WIll the Governor of the Reserve Bank raise the interest rate today? Almost everyone thinks he will - and if he does it will keep our exchange rate high and make our current account deficit worse; but will supposedly reduce inflation as businesses cut back and mortgage repayments suck money out of consumer demand. It's a blunt instrument that may not be working too well for this economy. As we are repeatedly told: NZ's central bank has the highest rates of any developed country.
Many are concerned that the official cash rate's (overnight rate) influence on monetary policy is becoming less effective for various reasons as banks find other sources of finance and their liquidity rates apparently are so loose they can now loan out at 100% of a property's value! Despite Cullen trying to talk the dollar down, poor business confidence and the inflation target blow-out our dollar is still over €0.58c which is very high. It is a perverse vote of confidence by the rest of the world in our precarious little economy.
As I've said before the Reserve Bank could help our exporters out by popping the exchange rate bubble by saying inflation will be at 4% next quarter and not raising the rate. It would fall then... surely. But Dr Bollard's mission is to get inflation under 3% - and you do that in this system by raising the interest rate - regardless of all the other consequences.
3 Comments:
CO: Yes, I read that two guys in Singapore had made anti-Muslim remarks on their blogs and had pleaded guilty (?) or been sentenced (?) - I don't have a link for that either but maybe it's the same case? Or maybe Singapore does this on a regular basis. I wouldn't be surprised.
I see at NRT that Australia is contemplating the same sort of draconian type laws that go well beyond our sedition laws and penalties and they will introduce them on Melbourne Cup Day! How's that for a cynical manoeuvre. That Liberal Party is a total misnomer under John Howard - it's conservative with a capital K. Maybe he's embracing "Asian values" (as Mahatir Muhammad used to lecture).
Capital gains tax - I don't think we need one - as Cathy has said before it already exists in reality (but is not really enforced). I was under the impression that if someone sold a property within 7 years of purchase the value increase counts as income and is taxed - that could be crap though - the test could be a pattern of property purchases and sales that amount to trading? I can't be bothered searching out the data or rules or rulings because I'm under the impression it is dealt with already. I would prefer additional methods to control inflation.
Brash when Governor raised the issue of him contolling the tax rate - which was rightly condemned.
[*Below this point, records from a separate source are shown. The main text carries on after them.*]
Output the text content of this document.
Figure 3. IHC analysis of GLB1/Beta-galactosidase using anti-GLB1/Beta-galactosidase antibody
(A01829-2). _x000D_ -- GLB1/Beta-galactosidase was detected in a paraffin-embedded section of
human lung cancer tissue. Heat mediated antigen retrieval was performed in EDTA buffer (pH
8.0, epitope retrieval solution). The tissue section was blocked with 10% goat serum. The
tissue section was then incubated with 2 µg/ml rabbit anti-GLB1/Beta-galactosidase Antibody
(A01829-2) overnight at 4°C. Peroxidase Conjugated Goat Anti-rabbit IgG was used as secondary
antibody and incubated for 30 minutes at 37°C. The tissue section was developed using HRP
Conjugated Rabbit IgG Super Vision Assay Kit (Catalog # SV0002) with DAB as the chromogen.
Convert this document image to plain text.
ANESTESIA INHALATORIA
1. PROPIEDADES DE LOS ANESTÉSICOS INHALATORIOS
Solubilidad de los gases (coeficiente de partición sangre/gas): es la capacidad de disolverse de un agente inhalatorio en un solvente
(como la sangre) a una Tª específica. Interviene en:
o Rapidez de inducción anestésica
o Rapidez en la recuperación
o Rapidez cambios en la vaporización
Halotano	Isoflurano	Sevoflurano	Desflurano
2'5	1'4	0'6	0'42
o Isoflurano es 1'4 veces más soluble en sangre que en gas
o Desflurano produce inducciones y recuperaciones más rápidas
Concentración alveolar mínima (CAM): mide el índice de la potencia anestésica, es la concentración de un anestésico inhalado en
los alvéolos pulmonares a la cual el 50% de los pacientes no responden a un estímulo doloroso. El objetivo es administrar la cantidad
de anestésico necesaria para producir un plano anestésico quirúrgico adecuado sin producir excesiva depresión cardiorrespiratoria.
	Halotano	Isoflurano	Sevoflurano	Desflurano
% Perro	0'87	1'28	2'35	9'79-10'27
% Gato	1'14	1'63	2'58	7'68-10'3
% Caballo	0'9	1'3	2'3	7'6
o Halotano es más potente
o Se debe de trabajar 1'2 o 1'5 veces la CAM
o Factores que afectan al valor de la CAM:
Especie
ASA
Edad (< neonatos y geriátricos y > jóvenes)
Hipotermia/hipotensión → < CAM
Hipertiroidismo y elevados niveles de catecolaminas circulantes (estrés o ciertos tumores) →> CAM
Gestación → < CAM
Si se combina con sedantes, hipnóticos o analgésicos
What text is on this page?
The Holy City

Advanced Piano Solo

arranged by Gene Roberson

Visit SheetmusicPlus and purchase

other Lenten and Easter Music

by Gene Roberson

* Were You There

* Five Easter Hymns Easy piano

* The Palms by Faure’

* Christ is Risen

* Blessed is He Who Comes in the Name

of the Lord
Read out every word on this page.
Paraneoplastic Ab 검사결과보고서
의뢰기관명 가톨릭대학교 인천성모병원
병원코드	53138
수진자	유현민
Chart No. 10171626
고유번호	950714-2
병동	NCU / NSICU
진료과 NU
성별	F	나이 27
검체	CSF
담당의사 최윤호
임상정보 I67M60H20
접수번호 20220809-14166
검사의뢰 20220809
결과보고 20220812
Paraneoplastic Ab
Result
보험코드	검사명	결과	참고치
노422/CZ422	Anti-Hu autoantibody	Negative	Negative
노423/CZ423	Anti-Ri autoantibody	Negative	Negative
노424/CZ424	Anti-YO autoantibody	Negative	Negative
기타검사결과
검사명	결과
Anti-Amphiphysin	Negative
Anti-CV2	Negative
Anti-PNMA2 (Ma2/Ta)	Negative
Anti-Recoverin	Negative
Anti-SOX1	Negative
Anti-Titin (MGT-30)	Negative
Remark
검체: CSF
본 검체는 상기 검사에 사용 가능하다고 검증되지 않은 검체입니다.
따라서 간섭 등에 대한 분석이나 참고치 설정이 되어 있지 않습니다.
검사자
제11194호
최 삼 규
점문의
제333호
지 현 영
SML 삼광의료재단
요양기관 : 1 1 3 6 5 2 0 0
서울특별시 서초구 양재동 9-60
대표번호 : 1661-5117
However if there was compulsory contributions to super schemes that could be tweaked up and down to help control inflation that would be far superior to changing tax rates on the whim of Herr Governor! Singapore did this in the 80s when they put the super rate up to 20% (or was it even more than that?). The other way is through a credit squeeze by upping the reserves banks need to keep with the RBNZ. These ideas are at an early stage so I'm not 100% about the other effects they might have or how effective they could be on inflation.
Property "trader" status, in IRD's opinion, is very loosley applied/interpreted to the point where it's essentially discretionary on IRD's part, as to whether you are or are not trading. They're concerned with 'intent' in your actions. One could buy and sell several properties in a year and still avoid being considered a trader. Doing that every year might have them crawling up your arse with a torch though, by about year three.